Although the Surgisphere scandal caused a global reckoning of COVID-19 scientific studies, the new analysis identified 652 citations of the NEJM article as of May 31.

More than a third of the citations occurred in the first 2 months after the retraction, 54% were at least 3 months later, and 2.8% at least 6 months later. In May, 11 months after the article was retracted, it was cited 21 times, senior author Emily G. McDonald, MD, MSc, McGill University, Montreal, and colleagues reported in a research letter in JAMA Internal Medicine.

“In early May and June there were already more than 200 citations in one of the world’s leading scientific journals, so I do believe it was a highly influential article early on and had an impact on different types of studies or research taking place,” she said in an interview.

Dr. McDonald said she’s also “certain that it impacted patient care,” observing that when there are no guidelines available on how to manage patients, physicians will turn to the most recent evidence in the most reputable journals.

“In the case of ACE [inhibitors] and ARBs, although the study was based on fraudulent data, we were lucky that the overall message was in the end probably correct, but that might not have been the case for another study or dataset,” she said.

Early in the pandemic, concerns existed that ACE inhibitors and ARBs could be harmful, increasing the expression of ACE2 receptors, which the SARS-CoV-2 virus uses to gain entry into cells. The first randomized trial to examine the issue, BRACE CORONA, showed no clinical benefit to interrupting use of the agents in hospitalized patients. An observational study suggested ACE inhibitors may even be protective.

Of two high-profile retractions, McDonald said they chose to bypass the hydroxychloroquine study, which had an eye-popping Altmetric attention score of 23,084, compared with 3,727 for the NEJM paper, because it may have been cited for “other” reasons. “We wanted to focus less on the politics and more on the problem of retracted work.”

The team found that researchers across the globe were citing the retracted ACE/ARB paper (18.7% in the United States, 8.1% in Italy, and 44% other countries). Most citations were used to support a statement in the main text of a study, but in nearly 3% of cases, the data were incorporated into new analyses.

Just 17.6% of the studies cited or noted the retraction. “For sure, that was surprising to us. We suspected it, but our study confirmed it,” Dr. McDonald said.

Although retracted articles can be identified by a watermark or line of text, in some cases that can be easily missed, she noted. What’s more, not all citation software points out when a study has been retracted, a fate shared by the copyediting process.

“There are a lot of mechanisms in place and, in general, what’s happening is rare but there isn’t a perfect automated system solution to absolutely prevent this from happening,” she said. “It’s still subject to human error.”

The findings also have to be taken in the context of a rapidly emerging pandemic and the unprecedented torrent of scientific papers released over the past year.

“That might have contributed to why this happened, but the takeaway message is that this can happen despite our best efforts, and we need to challenge ourselves to come up with a system solution to prevent this from happening in the future,” Dr. McDonald said. “Current mechanisms are probably capturing 95% of it, but we need to do better.”

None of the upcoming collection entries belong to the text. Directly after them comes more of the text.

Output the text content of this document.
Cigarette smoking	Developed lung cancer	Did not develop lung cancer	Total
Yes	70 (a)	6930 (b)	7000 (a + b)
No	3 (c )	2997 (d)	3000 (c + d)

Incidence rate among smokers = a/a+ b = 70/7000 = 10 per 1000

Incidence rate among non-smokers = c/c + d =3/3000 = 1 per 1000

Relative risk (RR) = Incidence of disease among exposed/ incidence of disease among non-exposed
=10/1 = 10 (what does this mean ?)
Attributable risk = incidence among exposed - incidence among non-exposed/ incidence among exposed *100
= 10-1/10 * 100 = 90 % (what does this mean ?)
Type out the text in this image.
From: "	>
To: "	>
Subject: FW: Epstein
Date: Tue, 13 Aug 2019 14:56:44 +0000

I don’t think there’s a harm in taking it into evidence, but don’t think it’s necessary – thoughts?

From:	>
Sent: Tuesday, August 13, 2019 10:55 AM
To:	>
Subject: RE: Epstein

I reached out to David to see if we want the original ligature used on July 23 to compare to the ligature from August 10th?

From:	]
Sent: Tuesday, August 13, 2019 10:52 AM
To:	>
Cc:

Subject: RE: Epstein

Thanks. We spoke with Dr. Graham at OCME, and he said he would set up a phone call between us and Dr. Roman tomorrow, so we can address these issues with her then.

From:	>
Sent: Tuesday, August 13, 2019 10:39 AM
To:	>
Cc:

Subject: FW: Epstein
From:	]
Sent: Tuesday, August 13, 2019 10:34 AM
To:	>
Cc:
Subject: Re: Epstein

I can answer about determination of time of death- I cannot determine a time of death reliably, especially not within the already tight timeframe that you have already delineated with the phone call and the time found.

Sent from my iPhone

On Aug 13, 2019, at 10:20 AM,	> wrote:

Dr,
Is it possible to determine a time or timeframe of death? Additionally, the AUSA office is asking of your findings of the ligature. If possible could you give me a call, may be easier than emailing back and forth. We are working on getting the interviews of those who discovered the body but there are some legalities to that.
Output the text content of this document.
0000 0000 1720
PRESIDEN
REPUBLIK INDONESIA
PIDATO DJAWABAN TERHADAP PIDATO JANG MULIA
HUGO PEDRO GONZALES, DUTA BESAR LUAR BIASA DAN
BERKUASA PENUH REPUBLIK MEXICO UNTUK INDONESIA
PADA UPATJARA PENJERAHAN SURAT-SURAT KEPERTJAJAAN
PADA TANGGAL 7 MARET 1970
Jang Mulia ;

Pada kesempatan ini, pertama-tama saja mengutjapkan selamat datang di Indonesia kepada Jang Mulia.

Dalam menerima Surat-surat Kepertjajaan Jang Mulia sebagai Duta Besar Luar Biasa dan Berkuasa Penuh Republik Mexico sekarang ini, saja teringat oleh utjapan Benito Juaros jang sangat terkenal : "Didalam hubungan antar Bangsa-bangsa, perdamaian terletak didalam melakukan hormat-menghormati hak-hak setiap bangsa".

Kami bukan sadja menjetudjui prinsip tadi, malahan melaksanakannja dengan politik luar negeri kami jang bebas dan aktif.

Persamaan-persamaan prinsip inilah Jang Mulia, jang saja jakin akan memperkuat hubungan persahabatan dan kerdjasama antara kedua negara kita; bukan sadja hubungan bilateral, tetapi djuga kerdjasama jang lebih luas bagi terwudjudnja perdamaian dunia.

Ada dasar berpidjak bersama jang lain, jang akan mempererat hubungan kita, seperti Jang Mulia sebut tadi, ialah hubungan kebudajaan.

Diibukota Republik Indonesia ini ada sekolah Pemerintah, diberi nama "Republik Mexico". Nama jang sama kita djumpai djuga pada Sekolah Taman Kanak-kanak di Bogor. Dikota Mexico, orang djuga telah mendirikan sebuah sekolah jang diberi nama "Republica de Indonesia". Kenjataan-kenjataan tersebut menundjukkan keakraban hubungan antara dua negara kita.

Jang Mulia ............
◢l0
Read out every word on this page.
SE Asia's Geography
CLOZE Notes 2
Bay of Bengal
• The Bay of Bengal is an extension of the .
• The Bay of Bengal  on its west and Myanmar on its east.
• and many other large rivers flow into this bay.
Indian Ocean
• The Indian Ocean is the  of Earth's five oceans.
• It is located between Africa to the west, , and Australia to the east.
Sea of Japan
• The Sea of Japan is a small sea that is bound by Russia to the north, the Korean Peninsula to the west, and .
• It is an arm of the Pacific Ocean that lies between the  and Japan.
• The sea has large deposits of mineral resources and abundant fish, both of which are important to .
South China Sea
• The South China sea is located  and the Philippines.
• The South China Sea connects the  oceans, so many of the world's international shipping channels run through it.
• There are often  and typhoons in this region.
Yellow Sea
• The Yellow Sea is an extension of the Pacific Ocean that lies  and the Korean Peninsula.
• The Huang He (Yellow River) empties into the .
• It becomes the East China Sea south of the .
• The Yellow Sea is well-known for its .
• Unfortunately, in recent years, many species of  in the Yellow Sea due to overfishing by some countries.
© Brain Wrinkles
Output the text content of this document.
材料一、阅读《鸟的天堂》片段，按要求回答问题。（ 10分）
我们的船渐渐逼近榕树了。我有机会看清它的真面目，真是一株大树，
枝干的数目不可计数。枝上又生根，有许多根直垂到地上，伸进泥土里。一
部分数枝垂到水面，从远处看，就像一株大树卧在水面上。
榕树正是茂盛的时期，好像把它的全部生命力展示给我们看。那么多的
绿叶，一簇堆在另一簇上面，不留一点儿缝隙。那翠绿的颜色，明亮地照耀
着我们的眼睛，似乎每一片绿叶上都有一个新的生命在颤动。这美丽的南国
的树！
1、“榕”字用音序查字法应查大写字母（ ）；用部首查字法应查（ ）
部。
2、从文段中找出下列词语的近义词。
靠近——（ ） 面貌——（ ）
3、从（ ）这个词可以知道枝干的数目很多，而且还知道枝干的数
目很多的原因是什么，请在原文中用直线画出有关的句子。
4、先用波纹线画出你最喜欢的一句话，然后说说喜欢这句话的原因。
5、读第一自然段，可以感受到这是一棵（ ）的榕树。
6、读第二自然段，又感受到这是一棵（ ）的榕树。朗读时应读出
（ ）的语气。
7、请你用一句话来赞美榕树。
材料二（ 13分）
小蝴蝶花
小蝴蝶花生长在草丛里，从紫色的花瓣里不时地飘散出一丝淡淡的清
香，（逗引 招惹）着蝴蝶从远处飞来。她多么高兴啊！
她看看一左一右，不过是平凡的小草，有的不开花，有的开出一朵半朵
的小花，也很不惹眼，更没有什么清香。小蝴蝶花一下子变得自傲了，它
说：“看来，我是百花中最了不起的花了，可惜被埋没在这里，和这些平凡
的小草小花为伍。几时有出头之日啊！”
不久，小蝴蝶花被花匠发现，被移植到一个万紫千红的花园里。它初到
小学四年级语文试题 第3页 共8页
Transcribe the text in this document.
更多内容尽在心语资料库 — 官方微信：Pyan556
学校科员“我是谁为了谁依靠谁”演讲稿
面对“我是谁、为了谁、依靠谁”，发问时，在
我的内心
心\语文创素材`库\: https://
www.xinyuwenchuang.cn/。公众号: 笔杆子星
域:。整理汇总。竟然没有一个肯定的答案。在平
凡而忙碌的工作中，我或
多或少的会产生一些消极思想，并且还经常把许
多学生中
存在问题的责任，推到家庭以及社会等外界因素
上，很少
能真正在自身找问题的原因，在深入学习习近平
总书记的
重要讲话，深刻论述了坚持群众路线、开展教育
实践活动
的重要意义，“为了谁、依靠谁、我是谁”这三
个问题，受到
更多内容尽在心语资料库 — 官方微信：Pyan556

Limitations of the present analysis are that it was limited to the single retracted study; used only a single search engine, Google Scholar, to identify the citing works; and that additional citations may have been missed, the authors noted.

McDonald and coauthor Todd C. Lee, MD, report being signatories on a public letter calling for the retraction of the Surgisphere papers. Dr. Lee also reported receiving research support from Fonds De Recherche du Quebec-Sante during the conduct of the study.

A version of this article first appeared on Medscape.com.